Sarah Garver

Sarah Garver obtained her PhD in Sociology from The Ohio State University in 2017 and is currently a postdoctoral fellow with the TLT project at the University of Chicago. Her research is anchored in two areas: reproductive health and the (re)production of economic and social vulnerabilities. Over the course of her graduate studies, Sarah spent more than 15 months in Malawi taking part in all aspects of implementing an international research program, called UTHA , including working with in-country partners, designing and supervising longitudinal survey data collection, and conducting focus-groups and in-depth interviews with women and men. Her mixed methods analysis of the relationship between livelihood uncertainty and fertility preferences makes an important intervention to the literature on vulnerability by distinguishing between livelihood uncertainty and economic hardship. Further linking this distinction to its consequences for fertility (preferences and behavior), Sarah’s work finds that while uncertainty causes people to alter their preferences, a distinctive pattern of limiting is evident only among those who are both highly uncertain about their livelihood prospects and severely disadvantaged. As a postdoctoral fellow with TLT, Sarah is using these data to write about family processes, household structure, and relationship dynamics and is spearheading efforts to make these complex data both available and sensible to a wider community of scholars.

 

Nell Campernolle

Nell Compernolle is a Post doctoral research scholar at the University of Chicago. Her research focuses on the associations between migration, social change, gender, and family-related behaviors, particularly marriage and fertility. Her existing work examines these phenomena in Nepal, Michigan, and Lesotho, drawing on highly detailed longitudinal data and mixed methods data collected in multiple countries.

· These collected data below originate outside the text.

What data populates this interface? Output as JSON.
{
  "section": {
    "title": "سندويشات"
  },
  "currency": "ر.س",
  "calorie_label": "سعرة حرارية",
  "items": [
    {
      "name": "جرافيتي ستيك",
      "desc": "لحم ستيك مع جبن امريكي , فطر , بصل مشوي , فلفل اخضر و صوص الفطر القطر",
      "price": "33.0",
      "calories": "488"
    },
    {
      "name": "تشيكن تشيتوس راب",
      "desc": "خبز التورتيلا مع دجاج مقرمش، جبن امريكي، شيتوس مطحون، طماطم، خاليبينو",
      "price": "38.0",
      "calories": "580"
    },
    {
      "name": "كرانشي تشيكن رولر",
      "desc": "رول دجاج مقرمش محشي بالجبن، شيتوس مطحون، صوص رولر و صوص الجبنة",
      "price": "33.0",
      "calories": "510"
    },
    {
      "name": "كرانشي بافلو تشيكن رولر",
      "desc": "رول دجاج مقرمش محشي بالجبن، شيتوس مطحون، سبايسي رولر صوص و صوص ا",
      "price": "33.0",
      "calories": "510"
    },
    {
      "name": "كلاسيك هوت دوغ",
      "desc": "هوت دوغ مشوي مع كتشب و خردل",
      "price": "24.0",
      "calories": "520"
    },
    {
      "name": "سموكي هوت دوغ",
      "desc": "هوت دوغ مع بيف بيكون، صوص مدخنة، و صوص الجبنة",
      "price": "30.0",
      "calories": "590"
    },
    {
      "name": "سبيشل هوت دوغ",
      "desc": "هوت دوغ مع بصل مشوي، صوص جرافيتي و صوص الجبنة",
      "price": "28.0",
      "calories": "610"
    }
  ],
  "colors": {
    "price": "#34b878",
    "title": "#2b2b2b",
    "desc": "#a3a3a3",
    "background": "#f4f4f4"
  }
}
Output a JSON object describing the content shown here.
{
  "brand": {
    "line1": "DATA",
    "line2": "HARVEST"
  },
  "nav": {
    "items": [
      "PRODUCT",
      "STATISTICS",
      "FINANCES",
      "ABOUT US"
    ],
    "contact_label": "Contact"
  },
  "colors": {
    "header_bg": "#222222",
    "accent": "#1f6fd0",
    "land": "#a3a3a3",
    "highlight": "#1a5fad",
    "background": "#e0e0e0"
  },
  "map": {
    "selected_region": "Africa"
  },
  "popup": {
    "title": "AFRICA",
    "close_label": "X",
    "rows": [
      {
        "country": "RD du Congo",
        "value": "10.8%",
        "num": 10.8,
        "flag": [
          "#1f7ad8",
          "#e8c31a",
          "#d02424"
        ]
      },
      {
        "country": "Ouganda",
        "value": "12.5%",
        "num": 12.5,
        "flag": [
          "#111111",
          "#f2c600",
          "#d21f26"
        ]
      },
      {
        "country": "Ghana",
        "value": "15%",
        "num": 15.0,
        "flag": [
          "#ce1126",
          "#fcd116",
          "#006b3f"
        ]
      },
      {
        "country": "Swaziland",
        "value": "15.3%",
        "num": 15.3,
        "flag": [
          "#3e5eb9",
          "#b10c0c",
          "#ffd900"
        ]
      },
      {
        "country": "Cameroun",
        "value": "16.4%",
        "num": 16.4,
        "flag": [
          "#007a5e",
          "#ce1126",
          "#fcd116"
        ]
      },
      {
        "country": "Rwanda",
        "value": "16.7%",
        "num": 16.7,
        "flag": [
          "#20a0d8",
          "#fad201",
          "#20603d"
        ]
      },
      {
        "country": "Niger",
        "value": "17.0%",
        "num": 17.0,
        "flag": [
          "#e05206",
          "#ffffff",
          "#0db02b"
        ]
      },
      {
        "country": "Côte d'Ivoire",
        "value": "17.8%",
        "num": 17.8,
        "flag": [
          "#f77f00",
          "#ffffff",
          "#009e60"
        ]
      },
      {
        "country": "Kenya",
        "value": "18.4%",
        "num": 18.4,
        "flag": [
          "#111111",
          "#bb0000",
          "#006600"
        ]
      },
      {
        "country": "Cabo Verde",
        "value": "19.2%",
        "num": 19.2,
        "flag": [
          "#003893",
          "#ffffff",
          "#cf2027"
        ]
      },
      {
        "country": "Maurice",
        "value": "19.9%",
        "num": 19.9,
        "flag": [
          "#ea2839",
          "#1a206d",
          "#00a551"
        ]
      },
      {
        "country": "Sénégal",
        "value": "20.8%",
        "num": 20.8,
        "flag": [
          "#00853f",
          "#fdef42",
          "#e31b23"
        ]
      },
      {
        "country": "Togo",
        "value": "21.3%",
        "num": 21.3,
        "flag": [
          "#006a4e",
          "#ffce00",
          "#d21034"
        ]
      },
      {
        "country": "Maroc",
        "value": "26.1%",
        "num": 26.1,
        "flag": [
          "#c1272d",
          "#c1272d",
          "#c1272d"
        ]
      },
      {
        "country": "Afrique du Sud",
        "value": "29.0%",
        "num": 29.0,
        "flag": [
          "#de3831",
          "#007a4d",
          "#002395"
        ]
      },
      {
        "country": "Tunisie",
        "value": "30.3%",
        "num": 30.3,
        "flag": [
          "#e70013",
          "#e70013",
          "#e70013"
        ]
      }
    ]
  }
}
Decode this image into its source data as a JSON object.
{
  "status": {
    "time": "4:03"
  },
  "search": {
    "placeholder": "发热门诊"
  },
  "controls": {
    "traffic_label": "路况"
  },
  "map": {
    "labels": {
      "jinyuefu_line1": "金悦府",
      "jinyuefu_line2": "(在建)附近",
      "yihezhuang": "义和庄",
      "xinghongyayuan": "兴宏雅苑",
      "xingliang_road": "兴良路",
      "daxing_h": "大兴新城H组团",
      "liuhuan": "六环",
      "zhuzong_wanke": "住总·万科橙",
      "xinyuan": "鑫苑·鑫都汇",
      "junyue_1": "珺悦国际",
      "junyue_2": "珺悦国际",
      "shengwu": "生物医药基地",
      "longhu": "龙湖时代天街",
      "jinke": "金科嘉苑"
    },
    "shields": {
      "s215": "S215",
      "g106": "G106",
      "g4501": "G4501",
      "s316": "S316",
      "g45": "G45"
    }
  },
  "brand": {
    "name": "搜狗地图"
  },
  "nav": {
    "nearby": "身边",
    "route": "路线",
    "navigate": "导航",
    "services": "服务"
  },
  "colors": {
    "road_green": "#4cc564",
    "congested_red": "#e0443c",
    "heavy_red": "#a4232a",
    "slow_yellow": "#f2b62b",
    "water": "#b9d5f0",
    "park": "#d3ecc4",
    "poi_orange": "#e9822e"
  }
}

She is thrilled to be a part of the TLT team at Chicago, where she plans to connect her doctoral work and explore related questions in Malawi. She is particularly interested in relationship quality, fertility preferences, and contraceptive trajectories (Nepal and Malawi); pregnancy ambivalence (US and Malawi); and the (potential) disjuncture between expected and realized relationship quality, and how this relates to young women’s well-being.

Johanna Oh

Johanna is a Ph.D. student in sociology at the University of Chicago. Her research interests broadly lie in social demography in sub-Saharan Africa. She is especially interested in the burden of disease – the effect of HIV/AIDS epidemics and other latent health issues on labor market outcome, family composition, and other aspects of people’s everyday life. Through TLT, she seeks to understand young people’s strategies to cope with demographic changes marked by diseases and disadvantages. Prior to joining TLT, she has worked as a field researcher in Ethiopia, conducting research in public health, nutrition, and labor economics. 

Claudia Mastrogiaccomo

Claudia is recent graduate from the University of Chicago. She completed her BS in statistics in March 2018. She has been with TLT since March 2017. She hopes to pursue a career in global health research.

Stephanie Chamberlin

Stephanie Chamberlin is a PhD student in Health and Behavioral Sciences at the University of Colorado Denver.  Her research focuses on the intersection of education and family health, primarily in sub-Saharan Africa and Latin America. Stephanie’s current work explores: a. strategies that families in low resource settings use to manage their health care; and b. how literacy, numeracy, and years of education differentially influence health. Her background and interests in HIV and reproductive health naturally align with the Tsogolo la Thanzi (TLT) project. In addition to her work with TLT, she has worked on HIV and maternal health programs with Partners in Hope in Malawi, the Clinton Health Access Initiative in Lesotho, the New York City Department of Health and Mental Hygiene, and the International Planned Parenthood Federation-Western Hemisphere Region. Stephanie received Master of International Affairs and Master of Public Health degrees from Columbia University.